ANKARA, Turkey (AP) — Turkey's central bank on Thursday raised its key interest rate sharply, from 17.75 percent to 24 percent, to contain inflation and stem a currency crisis.
The bank raised its one-week repo rate significantly despite President Recep Tayyip Erdogan's renewed and public insistence that interest rates should not be increased.
The Turkish lira began to recover shortly after the rate hike, strengthening by 3.4 percent to 6.18 against the dollar.
The currency has plunged in recent months and even after Thursday's rise was down almost 39 percent against the dollar this year. Investors are mainly concerned about Erdogan's economic policies and an ongoing diplomatic and trade dispute with the United States over the detention of an American pastor on espionage and terror-related charges. Washington imposed sanctions on two government ministers and doubled tariffs on steel and aluminum imports from Turkey.
In a statement Thursday, the central bank noted that the local economy is weakening while inflation is rising. The rate hike could pinch growth more, but independent experts say it's needed to contain inflation of around 18 percent and support the currency.
"The Central Bank will continue to use all available instruments in pursuit of the price stability objective," the central bank's monetary policy committee said in a statement. "Tight stance in monetary policy will be maintained decisively until inflation outlook displays a significant improvement."
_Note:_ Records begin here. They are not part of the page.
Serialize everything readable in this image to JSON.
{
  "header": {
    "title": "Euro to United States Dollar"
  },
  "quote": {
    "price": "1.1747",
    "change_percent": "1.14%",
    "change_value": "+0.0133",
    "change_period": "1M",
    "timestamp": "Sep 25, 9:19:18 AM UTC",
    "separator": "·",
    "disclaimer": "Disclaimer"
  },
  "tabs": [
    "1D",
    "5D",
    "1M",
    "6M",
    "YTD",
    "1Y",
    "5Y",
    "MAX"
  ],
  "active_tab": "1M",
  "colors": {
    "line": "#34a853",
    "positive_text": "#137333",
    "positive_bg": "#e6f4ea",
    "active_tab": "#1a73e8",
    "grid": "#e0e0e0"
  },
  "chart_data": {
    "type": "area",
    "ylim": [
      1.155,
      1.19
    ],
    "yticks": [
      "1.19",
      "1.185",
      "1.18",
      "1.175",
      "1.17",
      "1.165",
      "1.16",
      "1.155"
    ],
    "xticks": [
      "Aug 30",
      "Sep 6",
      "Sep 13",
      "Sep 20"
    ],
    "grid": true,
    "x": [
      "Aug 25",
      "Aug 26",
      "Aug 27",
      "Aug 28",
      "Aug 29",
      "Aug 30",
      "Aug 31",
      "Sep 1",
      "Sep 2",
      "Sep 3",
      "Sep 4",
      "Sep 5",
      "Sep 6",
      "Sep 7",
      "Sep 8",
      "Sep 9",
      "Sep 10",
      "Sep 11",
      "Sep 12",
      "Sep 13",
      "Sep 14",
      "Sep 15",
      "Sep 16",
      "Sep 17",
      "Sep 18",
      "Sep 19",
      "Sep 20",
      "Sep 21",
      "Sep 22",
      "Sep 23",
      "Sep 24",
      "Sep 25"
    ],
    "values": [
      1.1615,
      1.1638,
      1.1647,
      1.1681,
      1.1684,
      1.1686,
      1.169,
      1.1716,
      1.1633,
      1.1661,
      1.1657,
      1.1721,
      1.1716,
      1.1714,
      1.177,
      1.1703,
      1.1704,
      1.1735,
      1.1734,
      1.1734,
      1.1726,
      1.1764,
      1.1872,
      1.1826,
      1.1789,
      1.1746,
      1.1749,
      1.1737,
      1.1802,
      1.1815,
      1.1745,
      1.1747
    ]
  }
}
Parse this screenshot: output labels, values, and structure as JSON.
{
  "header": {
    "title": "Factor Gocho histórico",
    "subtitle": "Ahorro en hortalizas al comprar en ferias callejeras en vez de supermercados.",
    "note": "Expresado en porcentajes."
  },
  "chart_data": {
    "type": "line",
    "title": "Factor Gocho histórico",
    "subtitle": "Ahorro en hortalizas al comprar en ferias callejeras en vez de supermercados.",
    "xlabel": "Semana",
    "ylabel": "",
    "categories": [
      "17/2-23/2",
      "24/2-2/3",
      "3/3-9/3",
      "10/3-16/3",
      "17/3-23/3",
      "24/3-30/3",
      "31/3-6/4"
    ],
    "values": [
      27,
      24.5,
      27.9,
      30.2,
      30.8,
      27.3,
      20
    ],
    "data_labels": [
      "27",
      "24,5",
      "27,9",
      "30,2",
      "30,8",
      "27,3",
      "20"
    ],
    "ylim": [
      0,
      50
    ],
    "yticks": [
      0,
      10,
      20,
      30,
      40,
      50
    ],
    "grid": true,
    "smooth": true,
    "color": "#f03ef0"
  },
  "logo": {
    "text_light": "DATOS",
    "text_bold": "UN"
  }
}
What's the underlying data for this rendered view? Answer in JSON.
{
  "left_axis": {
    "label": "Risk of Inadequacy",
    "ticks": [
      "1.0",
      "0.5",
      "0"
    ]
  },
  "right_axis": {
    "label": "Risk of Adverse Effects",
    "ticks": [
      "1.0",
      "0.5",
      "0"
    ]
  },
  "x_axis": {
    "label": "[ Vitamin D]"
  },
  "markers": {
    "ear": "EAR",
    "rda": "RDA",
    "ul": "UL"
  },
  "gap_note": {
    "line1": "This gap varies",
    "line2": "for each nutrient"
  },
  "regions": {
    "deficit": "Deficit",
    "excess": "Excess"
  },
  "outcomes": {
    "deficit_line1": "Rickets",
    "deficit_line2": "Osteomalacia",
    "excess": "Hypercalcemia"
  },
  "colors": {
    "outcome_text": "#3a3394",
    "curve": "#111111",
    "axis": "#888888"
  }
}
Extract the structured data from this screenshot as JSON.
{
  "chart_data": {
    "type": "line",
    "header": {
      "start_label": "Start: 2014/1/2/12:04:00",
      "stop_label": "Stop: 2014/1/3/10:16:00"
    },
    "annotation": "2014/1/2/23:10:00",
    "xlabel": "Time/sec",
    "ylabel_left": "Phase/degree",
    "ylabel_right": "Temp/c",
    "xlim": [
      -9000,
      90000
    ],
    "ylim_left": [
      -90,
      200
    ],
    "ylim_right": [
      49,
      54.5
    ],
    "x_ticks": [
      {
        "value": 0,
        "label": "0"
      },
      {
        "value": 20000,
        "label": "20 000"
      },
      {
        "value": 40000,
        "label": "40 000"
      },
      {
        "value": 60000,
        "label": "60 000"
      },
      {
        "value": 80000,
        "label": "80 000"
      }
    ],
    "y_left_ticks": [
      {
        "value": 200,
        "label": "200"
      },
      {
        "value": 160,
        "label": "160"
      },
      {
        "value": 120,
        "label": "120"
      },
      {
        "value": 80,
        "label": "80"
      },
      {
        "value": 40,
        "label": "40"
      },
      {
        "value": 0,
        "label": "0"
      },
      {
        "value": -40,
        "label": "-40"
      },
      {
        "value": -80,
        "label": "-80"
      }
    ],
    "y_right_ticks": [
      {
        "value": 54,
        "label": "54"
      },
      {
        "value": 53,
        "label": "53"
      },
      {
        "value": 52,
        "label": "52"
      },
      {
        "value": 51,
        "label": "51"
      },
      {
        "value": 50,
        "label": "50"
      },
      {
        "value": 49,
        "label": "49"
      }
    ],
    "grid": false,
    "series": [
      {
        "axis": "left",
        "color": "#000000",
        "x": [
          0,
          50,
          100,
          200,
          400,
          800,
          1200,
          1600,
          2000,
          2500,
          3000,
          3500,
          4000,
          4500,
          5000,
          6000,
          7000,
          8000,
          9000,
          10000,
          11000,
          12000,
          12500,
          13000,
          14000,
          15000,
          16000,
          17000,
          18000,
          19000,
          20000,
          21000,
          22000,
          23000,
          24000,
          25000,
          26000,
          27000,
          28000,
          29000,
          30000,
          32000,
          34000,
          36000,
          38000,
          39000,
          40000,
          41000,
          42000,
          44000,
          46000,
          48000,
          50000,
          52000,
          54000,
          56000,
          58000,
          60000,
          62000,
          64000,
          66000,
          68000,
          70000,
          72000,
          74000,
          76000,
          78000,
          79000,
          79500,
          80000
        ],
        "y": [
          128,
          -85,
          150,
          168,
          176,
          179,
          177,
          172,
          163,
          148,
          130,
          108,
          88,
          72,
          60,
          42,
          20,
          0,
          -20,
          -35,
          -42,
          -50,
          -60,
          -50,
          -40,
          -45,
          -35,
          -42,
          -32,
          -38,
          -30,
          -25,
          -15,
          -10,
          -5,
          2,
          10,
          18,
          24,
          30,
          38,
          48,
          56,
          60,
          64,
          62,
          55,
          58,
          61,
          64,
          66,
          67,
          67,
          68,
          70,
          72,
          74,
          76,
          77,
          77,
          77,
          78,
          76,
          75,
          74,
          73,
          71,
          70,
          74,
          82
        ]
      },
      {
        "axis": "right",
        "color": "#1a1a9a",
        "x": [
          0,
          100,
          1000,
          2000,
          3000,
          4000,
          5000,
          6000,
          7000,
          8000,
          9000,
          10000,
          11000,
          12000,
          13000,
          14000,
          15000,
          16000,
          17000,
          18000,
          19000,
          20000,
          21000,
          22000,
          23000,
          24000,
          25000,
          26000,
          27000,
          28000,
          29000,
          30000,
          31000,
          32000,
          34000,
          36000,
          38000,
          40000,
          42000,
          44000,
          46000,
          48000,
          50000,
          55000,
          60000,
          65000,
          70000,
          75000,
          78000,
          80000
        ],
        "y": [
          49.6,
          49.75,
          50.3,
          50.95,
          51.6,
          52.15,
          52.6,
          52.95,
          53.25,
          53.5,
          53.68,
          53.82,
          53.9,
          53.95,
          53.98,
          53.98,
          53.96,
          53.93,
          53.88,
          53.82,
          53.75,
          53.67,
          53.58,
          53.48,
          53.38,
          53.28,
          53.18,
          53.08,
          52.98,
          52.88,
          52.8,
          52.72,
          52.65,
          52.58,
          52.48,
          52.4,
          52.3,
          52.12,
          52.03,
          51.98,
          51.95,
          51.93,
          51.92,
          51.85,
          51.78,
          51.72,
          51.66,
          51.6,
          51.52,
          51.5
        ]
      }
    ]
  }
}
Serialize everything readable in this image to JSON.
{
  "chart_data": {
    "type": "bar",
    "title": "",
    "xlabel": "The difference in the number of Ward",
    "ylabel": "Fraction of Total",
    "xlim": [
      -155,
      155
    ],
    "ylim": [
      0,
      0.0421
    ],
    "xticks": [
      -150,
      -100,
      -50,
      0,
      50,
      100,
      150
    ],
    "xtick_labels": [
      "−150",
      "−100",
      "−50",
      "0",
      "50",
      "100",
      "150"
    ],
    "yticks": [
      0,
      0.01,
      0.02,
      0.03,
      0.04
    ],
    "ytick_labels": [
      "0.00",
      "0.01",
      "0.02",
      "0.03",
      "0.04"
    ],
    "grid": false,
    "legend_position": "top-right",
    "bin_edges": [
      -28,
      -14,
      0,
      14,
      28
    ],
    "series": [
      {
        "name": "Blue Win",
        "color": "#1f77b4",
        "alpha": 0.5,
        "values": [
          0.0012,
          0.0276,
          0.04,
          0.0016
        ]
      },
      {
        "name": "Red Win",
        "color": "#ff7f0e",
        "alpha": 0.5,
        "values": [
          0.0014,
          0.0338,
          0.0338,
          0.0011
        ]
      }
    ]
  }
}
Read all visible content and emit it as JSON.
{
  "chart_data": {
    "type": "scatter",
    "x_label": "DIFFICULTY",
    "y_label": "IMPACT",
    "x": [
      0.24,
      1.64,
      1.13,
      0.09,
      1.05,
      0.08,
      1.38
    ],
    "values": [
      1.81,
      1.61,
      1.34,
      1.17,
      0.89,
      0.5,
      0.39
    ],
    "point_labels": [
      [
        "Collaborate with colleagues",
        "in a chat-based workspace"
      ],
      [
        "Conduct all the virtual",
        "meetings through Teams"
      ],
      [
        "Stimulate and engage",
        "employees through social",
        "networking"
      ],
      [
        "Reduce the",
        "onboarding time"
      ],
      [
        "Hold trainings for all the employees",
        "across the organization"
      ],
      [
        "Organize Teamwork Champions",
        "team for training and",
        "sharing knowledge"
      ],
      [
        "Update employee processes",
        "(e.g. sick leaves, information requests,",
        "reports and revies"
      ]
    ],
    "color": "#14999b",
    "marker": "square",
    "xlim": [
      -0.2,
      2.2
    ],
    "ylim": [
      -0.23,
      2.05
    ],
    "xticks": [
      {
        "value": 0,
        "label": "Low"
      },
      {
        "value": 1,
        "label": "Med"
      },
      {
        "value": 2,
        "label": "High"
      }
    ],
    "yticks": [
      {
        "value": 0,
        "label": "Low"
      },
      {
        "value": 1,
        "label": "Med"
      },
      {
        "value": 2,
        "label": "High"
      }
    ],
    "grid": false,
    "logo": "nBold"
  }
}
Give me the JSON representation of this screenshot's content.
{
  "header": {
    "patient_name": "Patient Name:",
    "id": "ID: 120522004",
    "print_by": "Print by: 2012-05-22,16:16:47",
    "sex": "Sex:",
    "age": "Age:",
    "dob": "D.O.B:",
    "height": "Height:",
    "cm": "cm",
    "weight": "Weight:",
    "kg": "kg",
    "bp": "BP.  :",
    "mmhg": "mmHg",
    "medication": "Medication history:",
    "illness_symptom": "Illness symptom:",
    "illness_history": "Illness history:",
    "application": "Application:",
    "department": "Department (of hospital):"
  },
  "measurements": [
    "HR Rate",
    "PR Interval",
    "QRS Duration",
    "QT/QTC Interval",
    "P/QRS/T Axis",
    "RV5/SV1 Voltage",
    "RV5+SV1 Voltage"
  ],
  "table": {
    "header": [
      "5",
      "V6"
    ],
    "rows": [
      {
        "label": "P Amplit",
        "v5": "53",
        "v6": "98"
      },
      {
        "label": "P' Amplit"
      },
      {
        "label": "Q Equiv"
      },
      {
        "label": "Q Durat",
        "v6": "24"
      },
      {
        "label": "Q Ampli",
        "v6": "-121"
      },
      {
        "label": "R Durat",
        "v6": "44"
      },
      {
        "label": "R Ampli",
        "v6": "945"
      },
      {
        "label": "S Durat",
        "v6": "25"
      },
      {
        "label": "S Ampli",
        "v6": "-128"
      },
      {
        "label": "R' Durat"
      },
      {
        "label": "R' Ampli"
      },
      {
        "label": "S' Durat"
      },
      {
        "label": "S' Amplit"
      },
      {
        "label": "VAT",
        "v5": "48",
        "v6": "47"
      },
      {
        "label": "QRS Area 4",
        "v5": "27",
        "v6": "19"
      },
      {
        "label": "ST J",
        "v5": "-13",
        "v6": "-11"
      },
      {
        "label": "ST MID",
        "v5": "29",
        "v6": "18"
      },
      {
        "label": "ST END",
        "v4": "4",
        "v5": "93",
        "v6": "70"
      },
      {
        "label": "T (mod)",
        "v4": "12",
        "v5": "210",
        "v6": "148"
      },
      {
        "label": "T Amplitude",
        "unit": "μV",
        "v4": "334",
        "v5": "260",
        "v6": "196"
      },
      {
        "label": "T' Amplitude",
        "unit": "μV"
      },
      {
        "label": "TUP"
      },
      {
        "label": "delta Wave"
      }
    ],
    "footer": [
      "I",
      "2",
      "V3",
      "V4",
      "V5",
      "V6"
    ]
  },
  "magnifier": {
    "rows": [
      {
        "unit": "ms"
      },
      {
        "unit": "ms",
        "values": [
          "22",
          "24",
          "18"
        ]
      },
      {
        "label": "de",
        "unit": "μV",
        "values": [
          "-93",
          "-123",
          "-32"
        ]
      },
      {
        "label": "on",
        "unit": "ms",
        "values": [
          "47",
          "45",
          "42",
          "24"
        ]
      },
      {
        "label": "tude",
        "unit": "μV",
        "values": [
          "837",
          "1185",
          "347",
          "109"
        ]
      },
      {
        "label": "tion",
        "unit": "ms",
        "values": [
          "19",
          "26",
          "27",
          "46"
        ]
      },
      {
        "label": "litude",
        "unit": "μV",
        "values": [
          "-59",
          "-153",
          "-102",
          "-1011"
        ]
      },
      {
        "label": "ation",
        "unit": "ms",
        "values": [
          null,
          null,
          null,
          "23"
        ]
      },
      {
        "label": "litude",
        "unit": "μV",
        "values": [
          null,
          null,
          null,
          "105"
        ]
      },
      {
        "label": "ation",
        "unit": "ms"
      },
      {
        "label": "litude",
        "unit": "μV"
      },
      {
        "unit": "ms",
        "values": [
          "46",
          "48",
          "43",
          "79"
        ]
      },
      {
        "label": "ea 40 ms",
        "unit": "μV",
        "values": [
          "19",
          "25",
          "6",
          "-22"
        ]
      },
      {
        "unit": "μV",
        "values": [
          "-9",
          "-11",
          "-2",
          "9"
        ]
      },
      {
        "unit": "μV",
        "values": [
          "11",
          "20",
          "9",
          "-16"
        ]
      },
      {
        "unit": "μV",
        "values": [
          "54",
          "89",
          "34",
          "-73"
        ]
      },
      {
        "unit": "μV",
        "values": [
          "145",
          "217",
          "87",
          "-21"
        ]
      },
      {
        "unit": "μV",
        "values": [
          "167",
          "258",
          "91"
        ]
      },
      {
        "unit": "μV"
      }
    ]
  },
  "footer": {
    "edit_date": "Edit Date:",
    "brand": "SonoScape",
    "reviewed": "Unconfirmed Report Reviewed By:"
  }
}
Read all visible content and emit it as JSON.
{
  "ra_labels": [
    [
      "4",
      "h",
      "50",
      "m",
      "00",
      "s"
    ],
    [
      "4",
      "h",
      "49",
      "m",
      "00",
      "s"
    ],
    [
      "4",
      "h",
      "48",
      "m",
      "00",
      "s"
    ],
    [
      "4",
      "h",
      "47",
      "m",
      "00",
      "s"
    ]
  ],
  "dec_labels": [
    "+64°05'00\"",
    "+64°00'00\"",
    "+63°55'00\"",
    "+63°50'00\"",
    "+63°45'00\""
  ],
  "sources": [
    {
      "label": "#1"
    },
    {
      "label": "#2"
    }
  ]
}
Erdogan was re-elected this year as president with vastly expanded powers, and has long been pressuring the bank to keep interest rates low to encourage economic growth. Economic growth slowed to an annual rate of 5.2 percent in the second quarter, from the first quarter's 7.4 percent.
Addressing a meeting of Turkish tradesmen and artisans in Ankara, Erdogan said the central bank is independent and takes its own decisions. He repeated however, his belief that interest rates should be cut, calling them an "instrument for exploitation."
"My sensitivities concerning interest rates are the same, nothing has changed," Erdogan said. "I'm saying let's cut these high interest rates."
He criticized the central bank, saying it had consistently miscalculated inflation targets and again portrayed the currency crisis as a foreign conspiracy.
In a bid to shore up the Turkish lira, Erdogan's government issued a decree on Thursday banning the use of foreign currency in the sale and renting of property and the leasing of vehicles.
According to the decree, all sales and rental contracts agreed in foreign currency will be converted to Turkish lira.